If your mesothelioma treatment has occurred in the context of a clinical trial, then the course of follow-up treatment has been predetermined. The researchers will want to examine patients every year, or perhaps even more frequently than that, for the rest of their lives. This is because they are trying to get as much information as possible about the long-term effects of mesothelioma and its treatments.

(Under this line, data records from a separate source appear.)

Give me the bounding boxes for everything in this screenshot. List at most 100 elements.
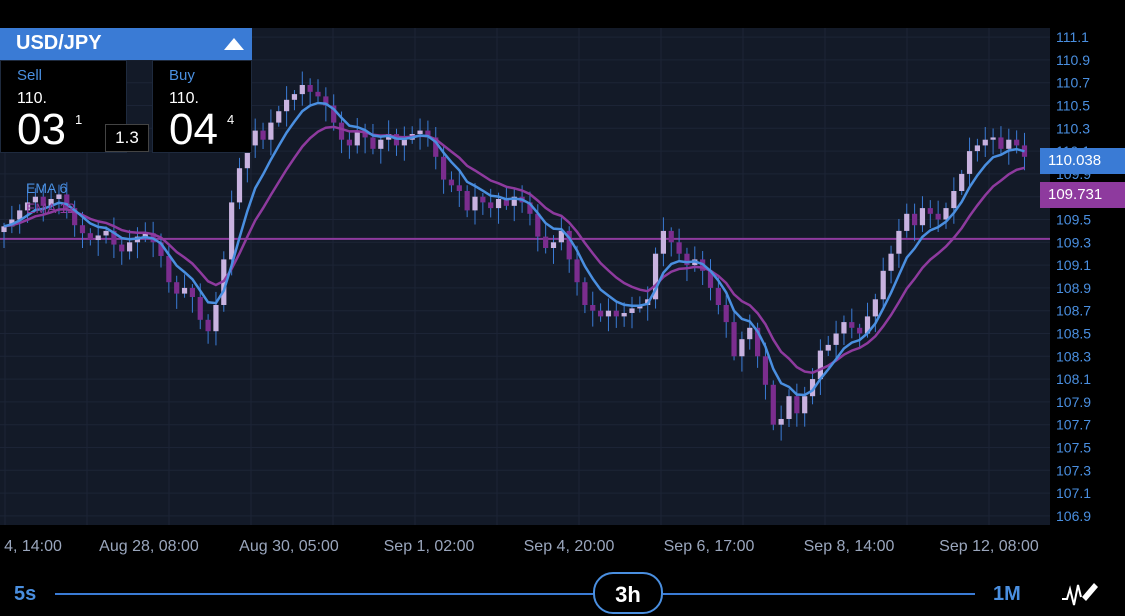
candle-body: [197, 297, 203, 320]
candle-body: [747, 327, 753, 340]
candle-body: [621, 312, 627, 317]
price-axis-label: 108.3: [1056, 348, 1091, 364]
candle-body: [998, 137, 1004, 149]
candle-body: [378, 139, 384, 149]
symbol-header[interactable]: USD/JPY: [0, 28, 252, 60]
candle-body: [896, 230, 902, 254]
candle-body: [543, 236, 549, 249]
time-axis-label: Sep 4, 20:00: [524, 538, 615, 555]
current-price-value: 110.038: [1048, 152, 1102, 169]
candle-body: [354, 130, 360, 146]
price-axis-label: 110.3: [1056, 120, 1090, 136]
candle-body: [888, 253, 894, 271]
price-axis-label: 109.1: [1056, 257, 1091, 273]
candle-body: [833, 333, 839, 345]
candle-body: [103, 230, 109, 236]
price-axis-label: 111.1: [1056, 29, 1089, 45]
candle-body: [660, 230, 666, 254]
candle-body: [912, 213, 918, 226]
price-axis-label: 109.3: [1056, 234, 1091, 250]
candle-body: [794, 396, 800, 414]
ema-fast-label: EMA 6: [26, 180, 68, 196]
timeframe-current-label: 3h: [615, 582, 641, 607]
time-axis-label: Sep 8, 14:00: [804, 538, 895, 555]
current-price-tag: 110.038: [1040, 148, 1125, 174]
candle-body: [338, 122, 345, 140]
candle-body: [166, 255, 172, 283]
candle-body: [488, 202, 494, 209]
timeframe-slider-track-left[interactable]: [55, 593, 593, 595]
candle-body: [291, 94, 298, 100]
time-axis-label: 4, 14:00: [4, 538, 62, 555]
buy-price-pip: 4: [227, 112, 235, 127]
timeframe-max-label[interactable]: 1M: [993, 583, 1021, 606]
buy-panel[interactable]: Buy 110. 04 4: [152, 60, 252, 153]
sell-price-big: 03: [17, 105, 66, 154]
candle-body: [441, 156, 447, 180]
candle-body: [715, 287, 721, 305]
candle-body: [346, 139, 352, 146]
candle-body: [1014, 139, 1020, 146]
candle-body: [613, 310, 619, 317]
candle-body: [472, 196, 478, 211]
price-axis-label: 108.1: [1056, 371, 1091, 387]
buy-price-big: 04: [169, 105, 218, 154]
candle-body: [974, 145, 980, 152]
sell-price-pip: 1: [75, 112, 83, 127]
timeframe-min-label[interactable]: 5s: [14, 583, 36, 606]
candle-body: [919, 208, 926, 226]
price-axis-label: 108.7: [1056, 303, 1091, 319]
price-axis-label: 110.9: [1056, 52, 1090, 68]
timeframe-slider-track-right[interactable]: [663, 593, 975, 595]
candle-body: [213, 304, 219, 332]
candle-body: [417, 130, 423, 135]
price-axis-label: 110.5: [1056, 98, 1090, 114]
candle-body: [762, 356, 769, 385]
candle-body: [299, 84, 305, 95]
candle-body: [189, 287, 195, 298]
candle-body: [786, 396, 792, 419]
candle-body: [260, 130, 266, 140]
candle-body: [79, 225, 86, 234]
price-axis-label: 107.7: [1056, 417, 1091, 433]
candle-body: [370, 137, 376, 149]
candle-body: [276, 111, 282, 123]
spread-value: 1.3: [105, 124, 149, 152]
time-axis-label: Aug 28, 08:00: [99, 538, 199, 555]
timeframe-slider-thumb[interactable]: 3h: [593, 572, 663, 614]
candle-body: [284, 99, 290, 112]
price-axis-label: 107.9: [1056, 394, 1091, 410]
candle-body: [236, 168, 243, 203]
candle-body: [668, 230, 674, 243]
price-axis-label: 110.7: [1056, 75, 1090, 91]
ema-slow-price-tag: 109.731: [1040, 182, 1125, 208]
time-axis-label: Aug 30, 05:00: [239, 538, 339, 555]
candle-body: [904, 213, 910, 231]
candle-body: [582, 282, 588, 305]
candle-body: [951, 191, 957, 209]
candle-body: [966, 151, 973, 174]
candle-body: [174, 282, 180, 294]
price-axis-label: 108.9: [1056, 280, 1091, 296]
candle-body: [1006, 139, 1012, 149]
candle-body: [943, 208, 949, 220]
drawing-tool-icon[interactable]: [1060, 577, 1100, 607]
candle-body: [456, 185, 462, 192]
candle-body: [802, 396, 808, 414]
candle-body: [723, 304, 729, 323]
candle-body: [598, 310, 604, 317]
candle-body: [959, 173, 965, 192]
candle-body: [268, 122, 274, 140]
candle-body: [990, 137, 996, 140]
candle-body: [127, 242, 133, 252]
candle-body: [629, 308, 635, 313]
ema-slow-label: EMA 12: [26, 200, 76, 216]
time-axis: 4, 14:00 Aug 28, 08:00 Aug 30, 05:00 Sep 1,…: [4, 538, 1039, 555]
candle-body: [857, 327, 863, 334]
candle-body: [872, 299, 878, 317]
candle-body: [731, 322, 737, 357]
symbol-name: USD/JPY: [16, 32, 102, 54]
candle-body: [849, 322, 855, 328]
ema-slow-price-value: 109.731: [1048, 186, 1103, 203]
collapse-arrow-icon[interactable]: [224, 38, 244, 50]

Having to go back for blood work every year and relieve the anxiety-ridden days that led up to your initial diagnosis of malignant mesothelioma is no fun, but it is easier to bear when you consider the larger goal. The reason that you have to go through so many tests is that you are part of the first generation of long-term mesothelioma survivors. Survivorship is a fairly new field of medicine, simply because until now, there were not enough cancer survivors to enable doctors to draw generalizations about them. Even if you did not participate in a clinical trial during your original course of chemotherapy, it is a good idea to make contact with a survivorship clinic; most of them are located at research hospitals attached to universities. If your city has a university with a medical school, then there is a good chance that it has a cancer survivorship clinic. There, you will meet doctors who are very knowledgeable about the lingering effects of mesothelioma treatment and about living your best life without two complete lungs. You will also meet patients who have lived through experiences similar to yours. The longer you stay, the more people you will meet who have survived mesothelioma and other types of cancer.